C’est une bien imprudente publicité que le Président ATT lui a fait l’autre jour. Jusqu’à présent, nos maires se présentent ainsi comme des hommes à la renverse de l’Hôtel de ville, lieu de toutes les compromissions (disent les citoyens), avec des murs vétustes que l’on retapait à l’occasion, un lieu enfin condamné par notre propre histoire depuis qu’un certain Modibo Keïta y gagna le siège. On sait depuis lors jusqu’où il est monté…

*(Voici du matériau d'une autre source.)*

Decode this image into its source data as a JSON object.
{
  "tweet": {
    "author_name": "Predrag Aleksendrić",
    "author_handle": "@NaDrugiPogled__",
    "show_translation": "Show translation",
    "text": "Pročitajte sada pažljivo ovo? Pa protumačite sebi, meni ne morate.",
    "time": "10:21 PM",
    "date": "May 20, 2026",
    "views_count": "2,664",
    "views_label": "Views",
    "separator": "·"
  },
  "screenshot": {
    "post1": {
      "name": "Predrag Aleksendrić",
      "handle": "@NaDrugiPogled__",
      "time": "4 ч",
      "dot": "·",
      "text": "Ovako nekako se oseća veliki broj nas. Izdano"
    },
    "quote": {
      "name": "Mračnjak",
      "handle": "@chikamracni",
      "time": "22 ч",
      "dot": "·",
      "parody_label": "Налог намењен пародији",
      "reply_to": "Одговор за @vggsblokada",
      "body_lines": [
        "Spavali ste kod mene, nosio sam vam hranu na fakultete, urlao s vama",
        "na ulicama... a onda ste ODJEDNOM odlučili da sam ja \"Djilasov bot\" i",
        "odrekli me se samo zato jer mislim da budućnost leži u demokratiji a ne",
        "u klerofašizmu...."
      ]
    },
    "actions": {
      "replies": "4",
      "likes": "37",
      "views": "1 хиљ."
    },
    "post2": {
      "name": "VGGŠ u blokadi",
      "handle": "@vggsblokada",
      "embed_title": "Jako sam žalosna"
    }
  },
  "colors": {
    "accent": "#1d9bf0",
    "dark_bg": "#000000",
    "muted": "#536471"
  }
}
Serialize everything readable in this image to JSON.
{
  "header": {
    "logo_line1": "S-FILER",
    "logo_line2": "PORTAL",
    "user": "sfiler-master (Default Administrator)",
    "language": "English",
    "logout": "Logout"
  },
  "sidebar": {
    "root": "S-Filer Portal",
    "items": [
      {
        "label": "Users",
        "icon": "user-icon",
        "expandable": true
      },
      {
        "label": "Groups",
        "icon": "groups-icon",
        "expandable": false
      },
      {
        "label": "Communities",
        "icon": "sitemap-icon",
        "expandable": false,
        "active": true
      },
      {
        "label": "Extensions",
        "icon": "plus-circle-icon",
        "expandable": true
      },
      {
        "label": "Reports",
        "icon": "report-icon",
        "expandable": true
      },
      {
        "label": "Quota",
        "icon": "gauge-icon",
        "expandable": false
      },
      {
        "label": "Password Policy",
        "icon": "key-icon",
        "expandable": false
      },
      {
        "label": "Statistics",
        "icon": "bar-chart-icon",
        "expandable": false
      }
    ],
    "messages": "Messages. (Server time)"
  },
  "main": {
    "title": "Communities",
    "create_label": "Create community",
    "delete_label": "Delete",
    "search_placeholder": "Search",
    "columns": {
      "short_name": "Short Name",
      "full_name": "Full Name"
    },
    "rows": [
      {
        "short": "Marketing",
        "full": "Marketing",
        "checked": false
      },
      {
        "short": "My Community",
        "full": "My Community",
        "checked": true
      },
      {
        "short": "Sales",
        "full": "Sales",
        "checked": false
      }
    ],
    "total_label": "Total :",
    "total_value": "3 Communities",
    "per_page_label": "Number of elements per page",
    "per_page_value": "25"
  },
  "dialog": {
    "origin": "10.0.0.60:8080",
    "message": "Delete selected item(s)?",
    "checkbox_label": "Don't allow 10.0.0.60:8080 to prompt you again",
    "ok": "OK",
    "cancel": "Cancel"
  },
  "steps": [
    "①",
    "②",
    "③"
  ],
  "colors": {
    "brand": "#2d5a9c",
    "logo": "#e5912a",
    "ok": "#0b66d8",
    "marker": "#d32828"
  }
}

Avec cette élection du maire central, ce sera une référence de la grande mesure de notre loi de décentralisation.  Le futur locataire de l’Hôtel de ville va tourner autour de a découverte de sa pesanteur. Qui a conquis Bamako croira en ses ultimes chances. Rien n’est plus noble que d’être en mesure de tenir en son pouvoir une assemblée d’hommes, de séduire les populations (comme on dit) et d’entraîner les volontés. Y aura-t-il plus admirable que ce maire élu et qui sera capable de faire tout seul ou presque ce que les Bamakois lui permettront de faire. Une chose que la nature n’a pas accordée à tous dans notre ville depuis le temps de « Bamako-Soudan-Niaré». Il faudra  donc un homme de tempérament à la « barre ». Ce maire élu, nous le pressentons, devra être d’un savoir-faire d’exception, pour tout dire un homme d’une gestion personnalisée et rassurante.

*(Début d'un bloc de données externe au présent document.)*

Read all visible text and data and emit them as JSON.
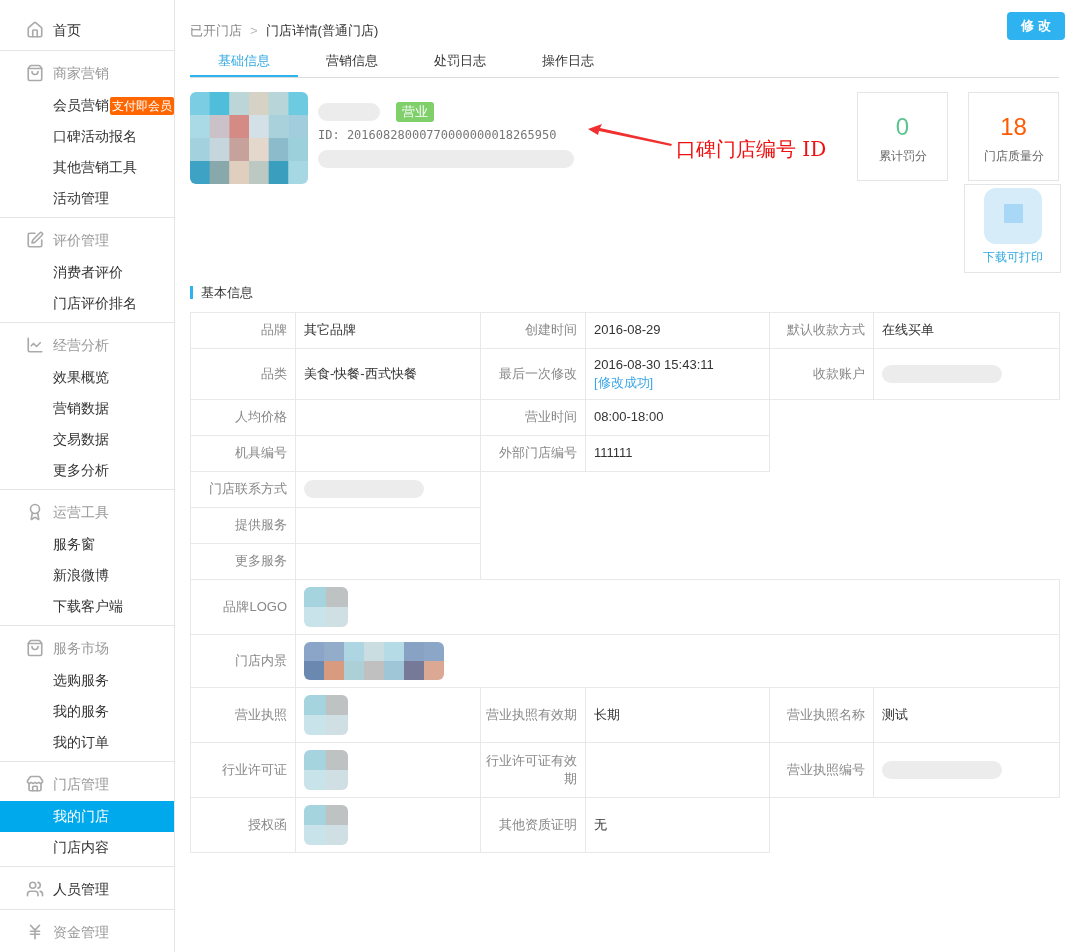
{
  "sidebar": {
    "groups": [
      {
        "kind": "link",
        "title": "首页"
      },
      {
        "kind": "group",
        "title": "商家营销",
        "items": [
          {
            "label": "会员营销",
            "badge": "支付即会员",
            "selected": false
          },
          {
            "label": "口碑活动报名",
            "selected": false
          },
          {
            "label": "其他营销工具",
            "selected": false
          },
          {
            "label": "活动管理",
            "selected": false
          }
        ]
      },
      {
        "kind": "group",
        "title": "评价管理",
        "items": [
          {
            "label": "消费者评价",
            "selected": false
          },
          {
            "label": "门店评价排名",
            "selected": false
          }
        ]
      },
      {
        "kind": "group",
        "title": "经营分析",
        "items": [
          {
            "label": "效果概览",
            "selected": false
          },
          {
            "label": "营销数据",
            "selected": false
          },
          {
            "label": "交易数据",
            "selected": false
          },
          {
            "label": "更多分析",
            "selected": false
          }
        ]
      },
      {
        "kind": "group",
        "title": "运营工具",
        "items": [
          {
            "label": "服务窗",
            "selected": false
          },
          {
            "label": "新浪微博",
            "selected": false
          },
          {
            "label": "下载客户端",
            "selected": false
          }
        ]
      },
      {
        "kind": "group",
        "title": "服务市场",
        "items": [
          {
            "label": "选购服务",
            "selected": false
          },
          {
            "label": "我的服务",
            "selected": false
          },
          {
            "label": "我的订单",
            "selected": false
          }
        ]
      },
      {
        "kind": "group",
        "title": "门店管理",
        "items": [
          {
            "label": "我的门店",
            "selected": true
          },
          {
            "label": "门店内容",
            "selected": false
          }
        ]
      },
      {
        "kind": "link",
        "title": "人员管理"
      },
      {
        "kind": "group",
        "title": "资金管理"
      }
    ]
  },
  "breadcrumb": {
    "parent": "已开门店",
    "separator": ">",
    "current": "门店详情(普通门店)"
  },
  "edit_button": "修 改",
  "tabs": [
    {
      "label": "基础信息",
      "selected": true
    },
    {
      "label": "营销信息",
      "selected": false
    },
    {
      "label": "处罚日志",
      "selected": false
    },
    {
      "label": "操作日志",
      "selected": false
    }
  ],
  "store": {
    "status": "营业",
    "id": "ID: 20160828000770000000018265950"
  },
  "annotation": "口碑门店编号 ID",
  "stats": [
    {
      "value": "0",
      "label": "累计罚分",
      "color": "#5cc58f"
    },
    {
      "value": "18",
      "label": "门店质量分",
      "color": "#ff5a00"
    }
  ],
  "qr_link": "下载可打印",
  "section_title": "基本信息",
  "table": {
    "rows": [
      {
        "cells": [
          {
            "label": "品牌",
            "kind": "text",
            "value": "其它品牌"
          },
          {
            "label": "创建时间",
            "kind": "text",
            "value": "2016-08-29"
          },
          {
            "label": "默认收款方式",
            "kind": "text",
            "value": "在线买单"
          }
        ]
      },
      {
        "cells": [
          {
            "label": "品类",
            "kind": "text",
            "value": "美食-快餐-西式快餐"
          },
          {
            "label": "最后一次修改",
            "kind": "text",
            "value": "2016-08-30 15:43:11",
            "link": "[修改成功]"
          },
          {
            "label": "收款账户",
            "kind": "redacted"
          }
        ]
      },
      {
        "cells": [
          {
            "label": "人均价格",
            "kind": "empty"
          },
          {
            "label": "营业时间",
            "kind": "text",
            "value": "08:00-18:00"
          }
        ]
      },
      {
        "cells": [
          {
            "label": "机具编号",
            "kind": "empty"
          },
          {
            "label": "外部门店编号",
            "kind": "text",
            "value": "111111"
          }
        ]
      },
      {
        "cells": [
          {
            "label": "门店联系方式",
            "kind": "redacted"
          }
        ]
      },
      {
        "cells": [
          {
            "label": "提供服务",
            "kind": "empty"
          }
        ]
      },
      {
        "cells": [
          {
            "label": "更多服务",
            "kind": "empty"
          }
        ]
      },
      {
        "cells": [
          {
            "label": "品牌LOGO"
          }
        ]
      },
      {
        "cells": [
          {
            "label": "门店内景",
            "kind": "gallery"
          }
        ]
      },
      {
        "cells": [
          {
            "label": "营业执照"
          },
          {
            "label": "营业执照有效期",
            "kind": "text",
            "value": "长期"
          },
          {
            "label": "营业执照名称",
            "kind": "text",
            "value": "测试"
          }
        ]
      },
      {
        "cells": [
          {
            "label": "行业许可证"
          },
          {
            "label": "行业许可证有效期",
            "kind": "empty"
          },
          {
            "label": "营业执照编号",
            "kind": "redacted"
          }
        ]
      },
      {
        "cells": [
          {
            "label": "授权函"
          },
          {
            "label": "其他资质证明",
            "kind": "text",
            "value": "无"
          }
        ]
      }
    ]
  }
}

Plusieurs défis redoutables l’attendent  à l’Hôtel de ville. Il y aura d’abord cette fièvre judiciaire à installer dans nos rues et dont le manque leur font basculer l’une après l’autre. Les articles à venir le concernant devront être pesés avec de sages pensées. Qu’y a-t-il de plus puissant ou magnifique que les passions des habitants d’une ville face à la gravité d’un élu ? Mieux, y a-t-il plus princier que de garder des hommes responsables dans leurs cités ?

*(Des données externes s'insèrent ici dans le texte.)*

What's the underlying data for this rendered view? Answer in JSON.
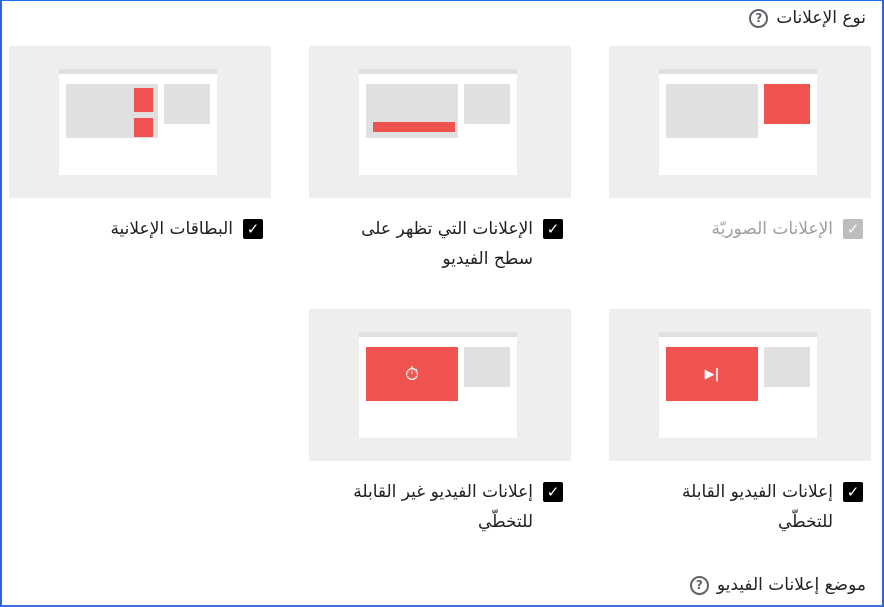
{
  "ad_types": {
    "title": "نوع الإعلانات",
    "help_icon": "?",
    "options": [
      {
        "label": "الإعلانات الصوريّة",
        "checked": true,
        "disabled": true
      },
      {
        "label": "الإعلانات التي تظهر على سطح الفيديو",
        "checked": true,
        "disabled": false
      },
      {
        "label": "البطاقات الإعلانية",
        "checked": true,
        "disabled": false
      },
      {
        "label": "إعلانات الفيديو القابلة للتخطّي",
        "checked": true,
        "disabled": false
      },
      {
        "label": "إعلانات الفيديو غير القابلة للتخطّي",
        "checked": true,
        "disabled": false
      }
    ]
  },
  "video_ad_position": {
    "title": "موضع إعلانات الفيديو",
    "help_icon": "?"
  },
  "icons": {
    "check": "✓",
    "skip": "▶|",
    "timer": "⏱"
  },
  "colors": {
    "accent_red": "#ef5350",
    "frame_blue": "#2b65d9",
    "checkbox": "#000000",
    "checkbox_disabled": "#bdbdbd"
  }
}
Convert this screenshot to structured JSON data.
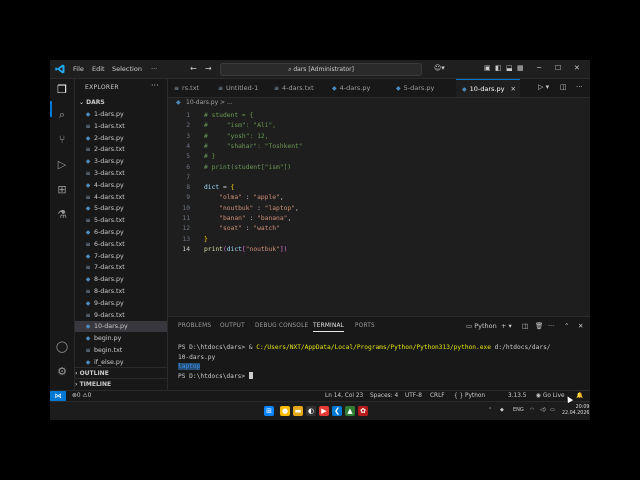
{
  "titlebar": {
    "menus": [
      "File",
      "Edit",
      "Selection"
    ],
    "more": "···",
    "search_text": "dars [Administrator]"
  },
  "sidebar": {
    "title": "EXPLORER",
    "more": "···",
    "folder": "DARS",
    "files": [
      {
        "name": "1-dars.py",
        "type": "py"
      },
      {
        "name": "1-dars.txt",
        "type": "txt"
      },
      {
        "name": "2-dars.py",
        "type": "py"
      },
      {
        "name": "2-dars.txt",
        "type": "txt"
      },
      {
        "name": "3-dars.py",
        "type": "py"
      },
      {
        "name": "3-dars.txt",
        "type": "txt"
      },
      {
        "name": "4-dars.py",
        "type": "py"
      },
      {
        "name": "4-dars.txt",
        "type": "txt"
      },
      {
        "name": "5-dars.py",
        "type": "py"
      },
      {
        "name": "5-dars.txt",
        "type": "txt"
      },
      {
        "name": "6-dars.py",
        "type": "py"
      },
      {
        "name": "6-dars.txt",
        "type": "txt"
      },
      {
        "name": "7-dars.py",
        "type": "py"
      },
      {
        "name": "7-dars.txt",
        "type": "txt"
      },
      {
        "name": "8-dars.py",
        "type": "py"
      },
      {
        "name": "8-dars.txt",
        "type": "txt"
      },
      {
        "name": "9-dars.py",
        "type": "py"
      },
      {
        "name": "9-dars.txt",
        "type": "txt"
      },
      {
        "name": "10-dars.py",
        "type": "py",
        "selected": true
      },
      {
        "name": "begin.py",
        "type": "py"
      },
      {
        "name": "begin.txt",
        "type": "txt"
      },
      {
        "name": "if_else.py",
        "type": "py"
      }
    ],
    "outline": "OUTLINE",
    "timeline": "TIMELINE"
  },
  "tabs": [
    {
      "label": "rs.txt",
      "icon": "txt"
    },
    {
      "label": "Untitled-1",
      "icon": "txt"
    },
    {
      "label": "4-dars.txt",
      "icon": "txt"
    },
    {
      "label": "4-dars.py",
      "icon": "py"
    },
    {
      "label": "5-dars.py",
      "icon": "py"
    },
    {
      "label": "10-dars.py",
      "icon": "py",
      "active": true
    }
  ],
  "breadcrumb": "10-dars.py > ...",
  "editor": {
    "lines": [
      {
        "n": "1",
        "text": "# student = {"
      },
      {
        "n": "2",
        "text": "#     \"ism\": \"Ali\","
      },
      {
        "n": "3",
        "text": "#     \"yosh\": 12,"
      },
      {
        "n": "4",
        "text": "#     \"shahar\": \"Toshkent\""
      },
      {
        "n": "5",
        "text": "# }"
      },
      {
        "n": "6",
        "text": "# print(student[\"ism\"])"
      },
      {
        "n": "7",
        "text": ""
      },
      {
        "n": "8",
        "text": "dict = {"
      },
      {
        "n": "9",
        "text": "    \"olma\" : \"apple\","
      },
      {
        "n": "10",
        "text": "    \"noutbuk\" : \"laptop\","
      },
      {
        "n": "11",
        "text": "    \"banan\" : \"banana\","
      },
      {
        "n": "12",
        "text": "    \"soat\" : \"watch\""
      },
      {
        "n": "13",
        "text": "}"
      },
      {
        "n": "14",
        "text": "print(dict[\"noutbuk\"])"
      }
    ]
  },
  "panel": {
    "tabs": [
      "PROBLEMS",
      "OUTPUT",
      "DEBUG CONSOLE",
      "TERMINAL",
      "PORTS"
    ],
    "active_tab": "TERMINAL",
    "shell": "Python",
    "terminal": {
      "prompt1": "PS D:\\htdocs\\dars> ",
      "amp": "& ",
      "exe": "C:/Users/NXT/AppData/Local/Programs/Python/Python313/python.exe",
      "arg1": " d:/htdocs/dars/",
      "arg2": "10-dars.py",
      "output": "laptop",
      "prompt2": "PS D:\\htdocs\\dars> "
    }
  },
  "statusbar": {
    "errors": "0",
    "warnings": "0",
    "position": "Ln 14, Col 23",
    "spaces": "Spaces: 4",
    "encoding": "UTF-8",
    "eol": "CRLF",
    "braces": "{ }",
    "language": "Python",
    "version": "3.13.5",
    "golive": "Go Live"
  },
  "taskbar": {
    "lang": "ENG",
    "time": "20:09",
    "date": "22.04.2026"
  },
  "colors": {
    "accent": "#0078d4",
    "editor_bg": "#1e1e1e",
    "sidebar_bg": "#181818",
    "comment": "#6a9955",
    "string": "#ce9178",
    "variable": "#9cdcfe"
  }
}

L’élection n’est pas une faute, c’est le résultat du vote qui peut être un blâme. Chaque pays garde son histoire propre, ses traditions, ses singularités. N’est ce pas une erreur que de dire que ce qui a réussi dans les autres grandes capitales pourra servir de référence, de précédent et d’exemple ? L’énoncé des règles n’importe pas forcément comme une conséquence de leur mise en pratique. Concernant notre démocratie, il s’agit d’un processus, et nous l’avons tous compris. Et la tension (si elle existe)  entre la rhétorique démocratique et la réalisation ne pourra se résoudre que par un acte de volonté politique.

 

La fin de ce deuxième mandat d’ATT sera marquée par de profondes mutations qui auront des implications multiformes sur les valeurs sociales, la conception du développement, les méthodes de gestion. Deux « cartes » attendent : le judiciaire et l’administratif. La problématique de l’application de ces changements va jouer sur la pertinence de notre modèle de bonne gouvernance. La nouvelle attente d’un maire central élu est une singularité, car si le suffrage universel est acquis, l’idée  de citoyenneté a besoin d’être enrichi. Bamako devenant une commune avec des arrondissements, et le maire central ne dépendant plus de la tutelle du ministère de l’administration, de qui va-t-il  relever? De ses mandants ou du seul Gouverneur représentant de l’Etat ? On garde encore à l’esprit les échanges d’amabilités entre le maire Adama Sangaré et le Gouverneur Féfé Koné à l’époque. La question de l’initiative historique due au premier des élus se posera et sera déclinée de plusieurs façons. De quelles possibilités disposeront-ils pour se réapproprier les processus de redéfinition et d’orientation conformes aux enjeux de l’heure ? Qui plus que le futur patron de la mairie centrale pourra compter sur une campagne de terrain ? Qui plus que lui peut tirer avantage selon les situations ? Les Bamakois sont-ils enfin prêts à se retrouver dans une situation d’égalité et de participation dans une communauté d’appartenance et d’activité civique ?  Avec l’élection du maire central, l’impératif de communalité sera de faire société commune, c’est-à-dire de renforcer un peu  plus le lien social qui passe par le vote.